Entering edit mode
Ulrike Goebel
▴
10
@ulrike-goebel-6255
Last seen 10.4 years ago
Dear list,
I have a question regarding the behavior of function processReads in
package nucleR.
Assume a RangedData object 'tmp':
>head(tmp,n=4)
RangedData with 6 rows and 1 value column across 1 space
space ranges | strand
<factor> <iranges> | <character>
1 Chr1 [ 4, 58] | -
2 Chr1 [ 7, 61] | -
3 Chr1 [ 9, 63] | -
4 Chr1 [10, 55] | +
of single-end read coordinates, then
>rd_150_40 <- processReads(tmp,type="single",fragmentLen=150,trim=40)
;
yields
>head(rd_150_40[1],n=4)
space ranges |
<factor> <iranges> |
1 Chr1 [-51, -12] |
2 Chr1 [-48, -9] |
3 Chr1 [-46, -7] |
4 Chr1 [ 65, 104] |
The processed coordinates of the (+) read conform to the protocol
"extend the read in 5'->3' direction to a length of 150 bp, then
extract the window from position 55 to 95 of the extended read". I
understand that this is the expected behavior (trim to the 40bp middle
window of the read after extension).

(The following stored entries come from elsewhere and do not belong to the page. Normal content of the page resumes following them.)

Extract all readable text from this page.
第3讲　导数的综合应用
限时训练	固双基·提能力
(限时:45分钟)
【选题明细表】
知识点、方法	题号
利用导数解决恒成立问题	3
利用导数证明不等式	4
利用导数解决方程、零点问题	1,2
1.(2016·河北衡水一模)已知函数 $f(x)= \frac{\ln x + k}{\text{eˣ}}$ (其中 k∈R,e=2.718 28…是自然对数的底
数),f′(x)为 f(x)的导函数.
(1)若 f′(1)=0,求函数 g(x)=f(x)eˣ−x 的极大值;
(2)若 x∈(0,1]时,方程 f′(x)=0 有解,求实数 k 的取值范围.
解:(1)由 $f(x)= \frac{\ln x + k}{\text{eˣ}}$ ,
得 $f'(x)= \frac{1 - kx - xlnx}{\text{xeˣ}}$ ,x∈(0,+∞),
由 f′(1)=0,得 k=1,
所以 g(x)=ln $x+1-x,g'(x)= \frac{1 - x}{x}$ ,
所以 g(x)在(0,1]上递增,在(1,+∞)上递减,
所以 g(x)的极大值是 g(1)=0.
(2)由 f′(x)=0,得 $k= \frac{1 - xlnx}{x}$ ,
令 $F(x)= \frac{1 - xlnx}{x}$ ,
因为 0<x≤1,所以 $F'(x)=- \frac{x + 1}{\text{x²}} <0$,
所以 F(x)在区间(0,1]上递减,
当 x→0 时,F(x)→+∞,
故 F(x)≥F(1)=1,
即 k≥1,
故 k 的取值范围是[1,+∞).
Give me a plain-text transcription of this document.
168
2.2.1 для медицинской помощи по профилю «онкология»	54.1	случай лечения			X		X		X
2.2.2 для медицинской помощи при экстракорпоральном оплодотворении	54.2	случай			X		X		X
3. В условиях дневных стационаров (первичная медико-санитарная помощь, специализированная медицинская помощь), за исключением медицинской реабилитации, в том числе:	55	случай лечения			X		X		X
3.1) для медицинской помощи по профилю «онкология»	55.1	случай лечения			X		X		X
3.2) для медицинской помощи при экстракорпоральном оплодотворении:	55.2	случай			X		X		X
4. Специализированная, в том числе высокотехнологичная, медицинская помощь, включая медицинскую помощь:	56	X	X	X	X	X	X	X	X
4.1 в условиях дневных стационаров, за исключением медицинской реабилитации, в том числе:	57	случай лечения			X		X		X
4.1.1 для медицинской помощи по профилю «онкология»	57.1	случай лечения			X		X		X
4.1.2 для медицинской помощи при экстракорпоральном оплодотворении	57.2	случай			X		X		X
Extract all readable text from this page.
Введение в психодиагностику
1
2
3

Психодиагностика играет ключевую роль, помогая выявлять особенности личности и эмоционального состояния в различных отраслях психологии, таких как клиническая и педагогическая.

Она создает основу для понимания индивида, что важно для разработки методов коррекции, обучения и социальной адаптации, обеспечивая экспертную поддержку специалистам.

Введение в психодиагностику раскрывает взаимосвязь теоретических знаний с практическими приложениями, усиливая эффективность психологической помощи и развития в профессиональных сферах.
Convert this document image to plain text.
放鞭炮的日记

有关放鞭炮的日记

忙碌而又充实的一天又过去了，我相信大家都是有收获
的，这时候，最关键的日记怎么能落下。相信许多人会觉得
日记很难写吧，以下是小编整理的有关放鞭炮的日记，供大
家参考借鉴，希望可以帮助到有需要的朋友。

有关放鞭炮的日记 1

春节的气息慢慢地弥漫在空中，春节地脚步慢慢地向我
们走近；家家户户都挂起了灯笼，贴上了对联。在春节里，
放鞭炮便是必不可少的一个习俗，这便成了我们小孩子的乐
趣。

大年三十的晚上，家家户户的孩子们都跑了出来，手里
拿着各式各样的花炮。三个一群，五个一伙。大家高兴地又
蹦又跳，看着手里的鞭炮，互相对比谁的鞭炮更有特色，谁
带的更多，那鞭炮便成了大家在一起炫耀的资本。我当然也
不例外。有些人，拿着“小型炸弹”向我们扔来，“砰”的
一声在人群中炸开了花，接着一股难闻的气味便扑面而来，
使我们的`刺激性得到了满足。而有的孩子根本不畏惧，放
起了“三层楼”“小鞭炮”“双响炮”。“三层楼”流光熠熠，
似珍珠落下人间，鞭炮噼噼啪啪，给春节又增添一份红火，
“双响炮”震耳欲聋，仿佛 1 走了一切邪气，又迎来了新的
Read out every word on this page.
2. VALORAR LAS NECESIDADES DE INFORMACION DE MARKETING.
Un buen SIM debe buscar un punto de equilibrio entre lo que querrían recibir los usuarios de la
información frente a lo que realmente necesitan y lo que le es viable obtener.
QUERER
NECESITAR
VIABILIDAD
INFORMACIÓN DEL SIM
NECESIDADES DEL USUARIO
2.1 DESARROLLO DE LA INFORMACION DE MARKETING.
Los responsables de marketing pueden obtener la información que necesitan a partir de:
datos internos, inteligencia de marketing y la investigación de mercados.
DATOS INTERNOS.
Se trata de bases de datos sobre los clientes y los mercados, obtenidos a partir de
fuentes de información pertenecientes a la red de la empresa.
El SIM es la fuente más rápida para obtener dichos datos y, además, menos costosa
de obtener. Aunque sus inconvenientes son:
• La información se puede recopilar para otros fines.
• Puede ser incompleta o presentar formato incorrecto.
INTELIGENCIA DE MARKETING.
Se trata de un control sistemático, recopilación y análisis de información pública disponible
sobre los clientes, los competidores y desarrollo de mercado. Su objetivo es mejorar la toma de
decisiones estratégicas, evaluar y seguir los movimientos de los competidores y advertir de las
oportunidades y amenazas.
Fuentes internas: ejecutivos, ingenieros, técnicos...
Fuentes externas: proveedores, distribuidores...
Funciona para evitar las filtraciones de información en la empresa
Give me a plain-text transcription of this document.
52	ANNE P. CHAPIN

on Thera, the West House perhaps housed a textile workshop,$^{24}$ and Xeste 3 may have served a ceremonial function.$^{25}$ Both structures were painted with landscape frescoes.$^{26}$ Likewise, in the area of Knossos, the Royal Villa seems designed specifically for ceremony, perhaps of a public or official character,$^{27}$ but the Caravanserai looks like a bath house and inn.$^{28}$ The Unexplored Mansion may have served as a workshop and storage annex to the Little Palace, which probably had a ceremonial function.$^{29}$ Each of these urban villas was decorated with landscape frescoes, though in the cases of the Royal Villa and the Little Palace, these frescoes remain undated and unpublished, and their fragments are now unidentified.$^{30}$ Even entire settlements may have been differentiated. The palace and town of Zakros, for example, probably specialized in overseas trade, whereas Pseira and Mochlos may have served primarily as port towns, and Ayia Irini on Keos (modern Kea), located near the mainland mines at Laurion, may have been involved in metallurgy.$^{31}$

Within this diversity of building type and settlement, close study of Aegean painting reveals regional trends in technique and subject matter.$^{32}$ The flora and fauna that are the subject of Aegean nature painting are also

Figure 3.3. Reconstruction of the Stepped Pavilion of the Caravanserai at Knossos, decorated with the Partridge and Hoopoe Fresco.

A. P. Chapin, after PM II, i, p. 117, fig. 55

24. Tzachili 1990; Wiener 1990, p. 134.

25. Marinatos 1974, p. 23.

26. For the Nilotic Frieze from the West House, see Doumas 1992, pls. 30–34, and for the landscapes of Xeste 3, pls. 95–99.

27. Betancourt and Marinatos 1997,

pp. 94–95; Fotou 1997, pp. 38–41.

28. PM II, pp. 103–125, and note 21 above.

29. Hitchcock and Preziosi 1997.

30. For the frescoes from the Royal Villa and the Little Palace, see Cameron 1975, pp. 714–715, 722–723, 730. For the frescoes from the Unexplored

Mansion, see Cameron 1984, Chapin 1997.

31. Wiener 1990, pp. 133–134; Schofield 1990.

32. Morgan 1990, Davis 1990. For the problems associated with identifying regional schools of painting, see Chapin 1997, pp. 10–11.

Obviously, what the function does
is to shift the start of a read by 55bp (to the left in case of a (-)
read, and to the right in case of a (+) read), and then extract the
40 bp window starting at the start coordinate of the shifted read:
> head(start(tmp)-start(rd_150_40))
[1] 55 55 55 -55 55 55
> unique(start(tmp)-start(rd_150_40))
[1] 55 -55
For (+) reads, this selects the 40bp middle window as described above.
For (-) reads, however, I think that rather the 40 bp window *ending
at the end of the shifted read* should be extracted ? Otherwise, the
location of the window is displaced towards the 3' end of the
(oriented) extended read by an amount depending on the original read
length (the length before extension), rather than being at a distance
of 55bp from position 1 (which is the *last* position of a (-) read).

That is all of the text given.